The Master’s thesis examines the application of the General Administrative Procedure Act in public utility service providers of the Municipality of Ljubljana. The purpose is to identify when the Act, as a fundamental procedural framework (Articles 1–4), applies directly, where sectoral regulations introduce specific rules, and where gaps emerge between legal norms and practice. The methodology combines legal-dogmatic analysis (General Administrative Procedure Act, Public Utilities Act, Charter of Fundamental Rights of the European Union, Protocol No. 26, Article 106 of the Treaty on the Functioning of the European Union, case law, especially the Altmark judgment), document review, and an empirical study with a survey and interviews in Energetika Ljubljana, VOKA SNAGA, Ljubljana Public Transport, and ŽALE.

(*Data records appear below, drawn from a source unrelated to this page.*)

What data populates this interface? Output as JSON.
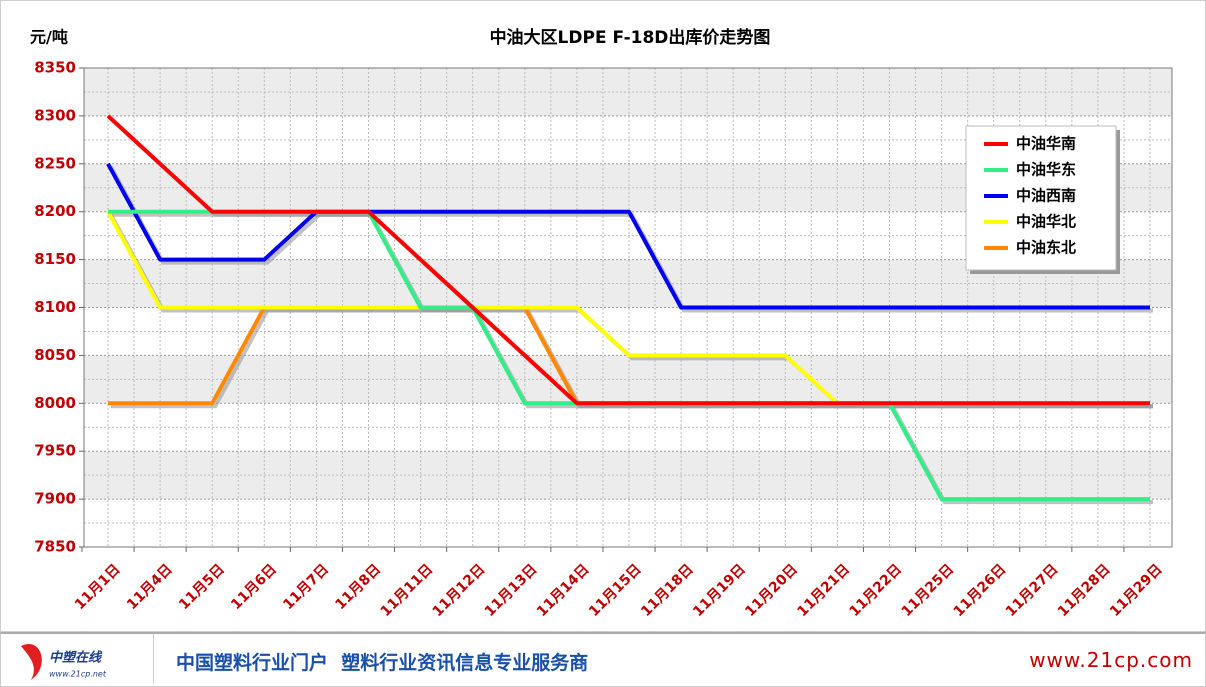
{
  "chart_data": {
    "type": "line",
    "title": "中油大区LDPE F-18D出库价走势图",
    "y_label": "元/吨",
    "categories": [
      "11月1日",
      "11月4日",
      "11月5日",
      "11月6日",
      "11月7日",
      "11月8日",
      "11月11日",
      "11月12日",
      "11月13日",
      "11月14日",
      "11月15日",
      "11月18日",
      "11月19日",
      "11月20日",
      "11月21日",
      "11月22日",
      "11月25日",
      "11月26日",
      "11月27日",
      "11月28日",
      "11月29日"
    ],
    "series": [
      {
        "name": "中油华南",
        "color": "#ff0000",
        "values": [
          8300,
          8250,
          8200,
          8200,
          8200,
          8200,
          8150,
          8100,
          8050,
          8000,
          8000,
          8000,
          8000,
          8000,
          8000,
          8000,
          8000,
          8000,
          8000,
          8000,
          8000
        ]
      },
      {
        "name": "中油华东",
        "color": "#33ee88",
        "values": [
          8200,
          8200,
          8200,
          8200,
          8200,
          8200,
          8100,
          8100,
          8000,
          8000,
          8000,
          8000,
          8000,
          8000,
          8000,
          8000,
          7900,
          7900,
          7900,
          7900,
          7900
        ]
      },
      {
        "name": "中油西南",
        "color": "#0000ee",
        "values": [
          8250,
          8150,
          8150,
          8150,
          8200,
          8200,
          8200,
          8200,
          8200,
          8200,
          8200,
          8100,
          8100,
          8100,
          8100,
          8100,
          8100,
          8100,
          8100,
          8100,
          8100
        ]
      },
      {
        "name": "中油华北",
        "color": "#ffff00",
        "values": [
          8200,
          8100,
          8100,
          8100,
          8100,
          8100,
          8100,
          8100,
          8100,
          8100,
          8050,
          8050,
          8050,
          8050,
          8000,
          8000,
          8000,
          8000,
          8000,
          8000,
          8000
        ]
      },
      {
        "name": "中油东北",
        "color": "#ff8800",
        "values": [
          8000,
          8000,
          8000,
          8100,
          8100,
          8100,
          8100,
          8100,
          8100,
          8000,
          8000,
          8000,
          8000,
          8000,
          8000,
          8000,
          8000,
          8000,
          8000,
          8000,
          8000
        ]
      }
    ],
    "ylim": [
      7850,
      8350
    ],
    "yticks": [
      7850,
      7900,
      7950,
      8000,
      8050,
      8100,
      8150,
      8200,
      8250,
      8300,
      8350
    ],
    "grid": true,
    "legend": "upper right"
  },
  "footer": {
    "logo": "中塑在线",
    "logo_url": "www.21cp.net",
    "slogan": "中国塑料行业门户  塑料行业资讯信息专业服务商",
    "site": "www.21cp.com"
  }
}
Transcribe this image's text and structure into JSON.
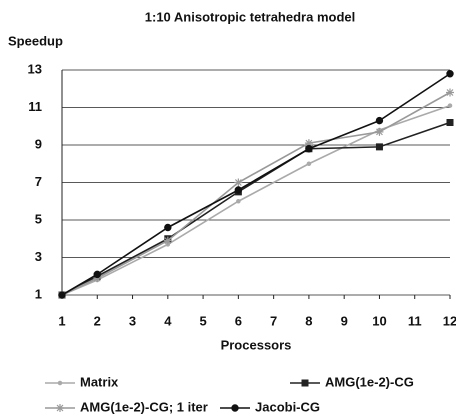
{
  "chart_data": {
    "type": "line",
    "title": "1:10 Anisotropic tetrahedra model",
    "y_label": "Speedup",
    "x_label": "Processors",
    "x": [
      1,
      2,
      4,
      6,
      8,
      10,
      12
    ],
    "xlim": [
      1,
      12
    ],
    "xticks": [
      1,
      2,
      3,
      4,
      5,
      6,
      7,
      8,
      9,
      10,
      11,
      12
    ],
    "ylim": [
      1,
      13
    ],
    "yticks": [
      1,
      3,
      5,
      7,
      9,
      11,
      13
    ],
    "grid": true,
    "legend": "bottom",
    "series": [
      {
        "name": "Matrix",
        "color": "#aaaaaa",
        "marker": "dot",
        "values": [
          1,
          1.8,
          3.7,
          6.0,
          8.0,
          9.8,
          11.1
        ]
      },
      {
        "name": "AMG(1e-2)-CG",
        "color": "#222222",
        "marker": "square",
        "values": [
          1,
          2.0,
          4.0,
          6.5,
          8.8,
          8.9,
          10.2
        ]
      },
      {
        "name": "AMG(1e-2)-CG; 1 iter",
        "color": "#999999",
        "marker": "star",
        "values": [
          1,
          1.9,
          3.9,
          7.0,
          9.1,
          9.7,
          11.8
        ]
      },
      {
        "name": "Jacobi-CG",
        "color": "#111111",
        "marker": "circle",
        "values": [
          1,
          2.1,
          4.6,
          6.6,
          8.8,
          10.3,
          12.8
        ]
      }
    ]
  }
}
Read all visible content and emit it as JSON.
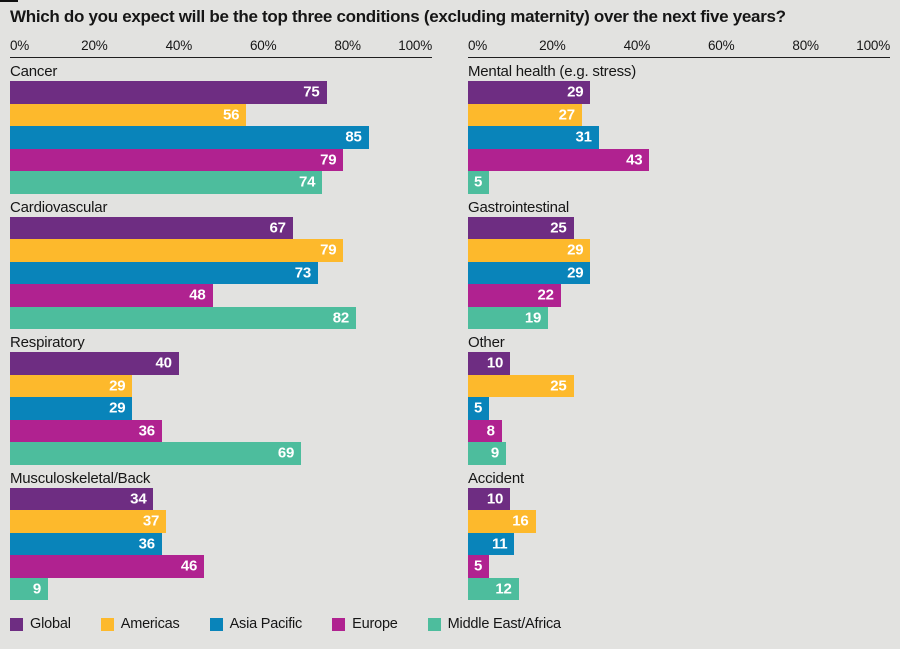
{
  "title": "Which do you expect will be the top three conditions (excluding maternity) over the next five years?",
  "axis_ticks": [
    "0%",
    "20%",
    "40%",
    "60%",
    "80%",
    "100%"
  ],
  "colors": {
    "global": "#6e2d82",
    "americas": "#fdb92c",
    "asia_pacific": "#0984ba",
    "europe": "#b02290",
    "middle_east_africa": "#4dbd9d",
    "background": "#e2e2e0",
    "text": "#161616"
  },
  "chart_data": {
    "type": "bar",
    "orientation": "horizontal",
    "title": "Which do you expect will be the top three conditions (excluding maternity) over the next five years?",
    "xlim": [
      0,
      100
    ],
    "tick_labels": [
      "0%",
      "20%",
      "40%",
      "60%",
      "80%",
      "100%"
    ],
    "legend_position": "bottom",
    "series_names": [
      "Global",
      "Americas",
      "Asia Pacific",
      "Europe",
      "Middle East/Africa"
    ],
    "series_colors": [
      "#6e2d82",
      "#fdb92c",
      "#0984ba",
      "#b02290",
      "#4dbd9d"
    ],
    "columns": [
      {
        "groups": [
          {
            "label": "Cancer",
            "values": [
              75,
              56,
              85,
              79,
              74
            ]
          },
          {
            "label": "Cardiovascular",
            "values": [
              67,
              79,
              73,
              48,
              82
            ]
          },
          {
            "label": "Respiratory",
            "values": [
              40,
              29,
              29,
              36,
              69
            ]
          },
          {
            "label": "Musculoskeletal/Back",
            "values": [
              34,
              37,
              36,
              46,
              9
            ]
          }
        ]
      },
      {
        "groups": [
          {
            "label": "Mental health (e.g. stress)",
            "values": [
              29,
              27,
              31,
              43,
              5
            ]
          },
          {
            "label": "Gastrointestinal",
            "values": [
              25,
              29,
              29,
              22,
              19
            ]
          },
          {
            "label": "Other",
            "values": [
              10,
              25,
              5,
              8,
              9
            ]
          },
          {
            "label": "Accident",
            "values": [
              10,
              16,
              11,
              5,
              12
            ]
          }
        ]
      }
    ]
  },
  "legend": [
    {
      "label": "Global",
      "color": "#6e2d82"
    },
    {
      "label": "Americas",
      "color": "#fdb92c"
    },
    {
      "label": "Asia Pacific",
      "color": "#0984ba"
    },
    {
      "label": "Europe",
      "color": "#b02290"
    },
    {
      "label": "Middle East/Africa",
      "color": "#4dbd9d"
    }
  ]
}
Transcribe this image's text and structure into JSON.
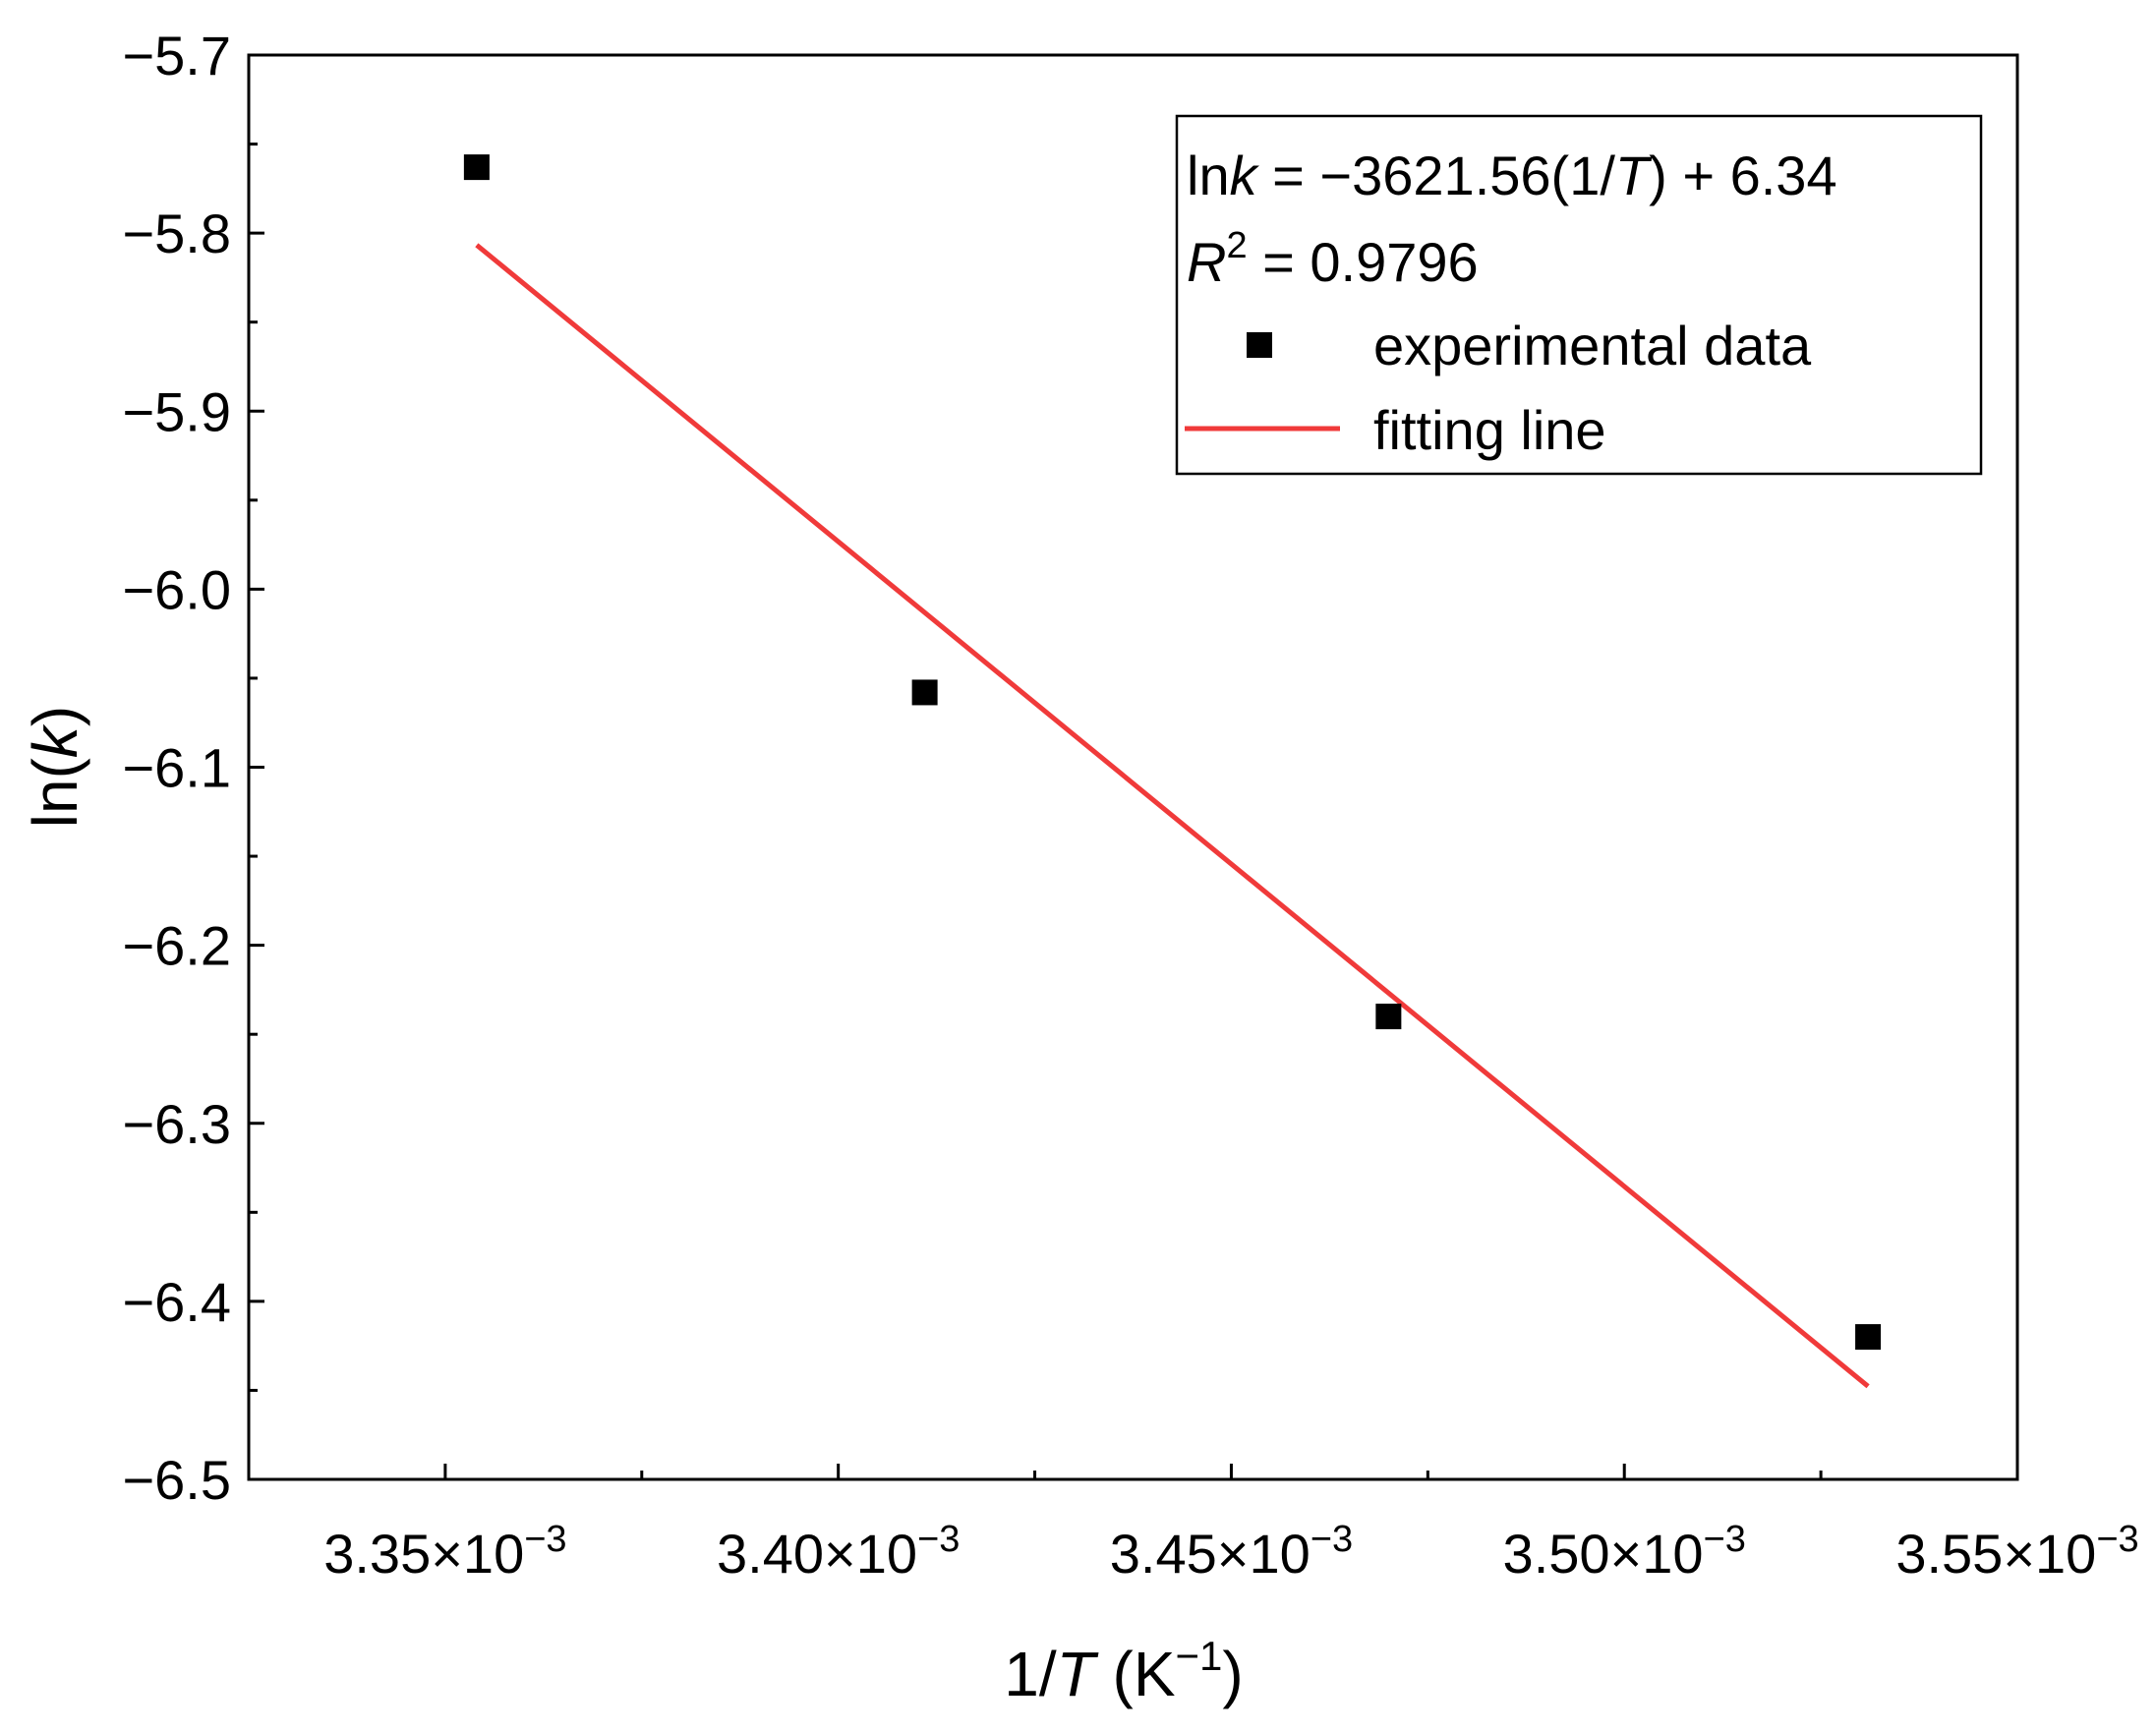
{
  "chart_data": {
    "type": "scatter",
    "title": "",
    "xlabel": {
      "prefix": "1/",
      "italic": "T",
      "unit_open": " (K",
      "unit_sup": "−1",
      "unit_close": ")"
    },
    "ylabel": {
      "prefix": "ln(",
      "italic": "k",
      "suffix": ")"
    },
    "xlim": [
      0.003325,
      0.00355
    ],
    "ylim": [
      -6.5,
      -5.7
    ],
    "grid": false,
    "x_ticks": [
      {
        "value": 0.00335,
        "mantissa": "3.35",
        "times": "×10",
        "exponent": "−3"
      },
      {
        "value": 0.0034,
        "mantissa": "3.40",
        "times": "×10",
        "exponent": "−3"
      },
      {
        "value": 0.00345,
        "mantissa": "3.45",
        "times": "×10",
        "exponent": "−3"
      },
      {
        "value": 0.0035,
        "mantissa": "3.50",
        "times": "×10",
        "exponent": "−3"
      },
      {
        "value": 0.00355,
        "mantissa": "3.55",
        "times": "×10",
        "exponent": "−3"
      }
    ],
    "y_ticks": [
      {
        "value": -5.7,
        "label": "−5.7"
      },
      {
        "value": -5.8,
        "label": "−5.8"
      },
      {
        "value": -5.9,
        "label": "−5.9"
      },
      {
        "value": -6.0,
        "label": "−6.0"
      },
      {
        "value": -6.1,
        "label": "−6.1"
      },
      {
        "value": -6.2,
        "label": "−6.2"
      },
      {
        "value": -6.3,
        "label": "−6.3"
      },
      {
        "value": -6.4,
        "label": "−6.4"
      },
      {
        "value": -6.5,
        "label": "−6.5"
      }
    ],
    "series": [
      {
        "name": "experimental data",
        "marker": "square",
        "color": "#000000",
        "x": [
          0.003354,
          0.003411,
          0.00347,
          0.003531
        ],
        "y": [
          -5.763,
          -6.058,
          -6.24,
          -6.42
        ]
      }
    ],
    "fit_line": {
      "name": "fitting line",
      "color": "#f03a3a",
      "slope": -3621.56,
      "intercept": 6.34,
      "x_range": [
        0.003354,
        0.003531
      ]
    },
    "legend": {
      "placement": "top-right",
      "equation": {
        "ln": "ln",
        "k": "k",
        "mid": " = −3621.56(1/",
        "T": "T",
        "end": ") + 6.34"
      },
      "r2": {
        "R": "R",
        "sup": "2",
        "rest": " = 0.9796"
      }
    }
  }
}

The results reveal inconsistencies in the application of procedural rules. The number of decisions decreased from 3,746 in 2021 to 2,687 in 2023, while more than half of respondents reported that their organizations did not issue any decisions at all. Adjustments mainly concern applications, deadlines, and forms, while systemic solutions remain rare. The research is limited to the Municipality of Ljubljana, the period 2021–2023 and relies on self-reported data.
The thesis proposes the standardization of forms, deadlines, and the service of documents, the adoption of internal guidelines, the establishment of a catalogue of deviations, targeted training, and digitalization. Such measures would strengthen legal certainty, foster greater consistency in practice, and ensure a balance between the public interest and the rights of individuals.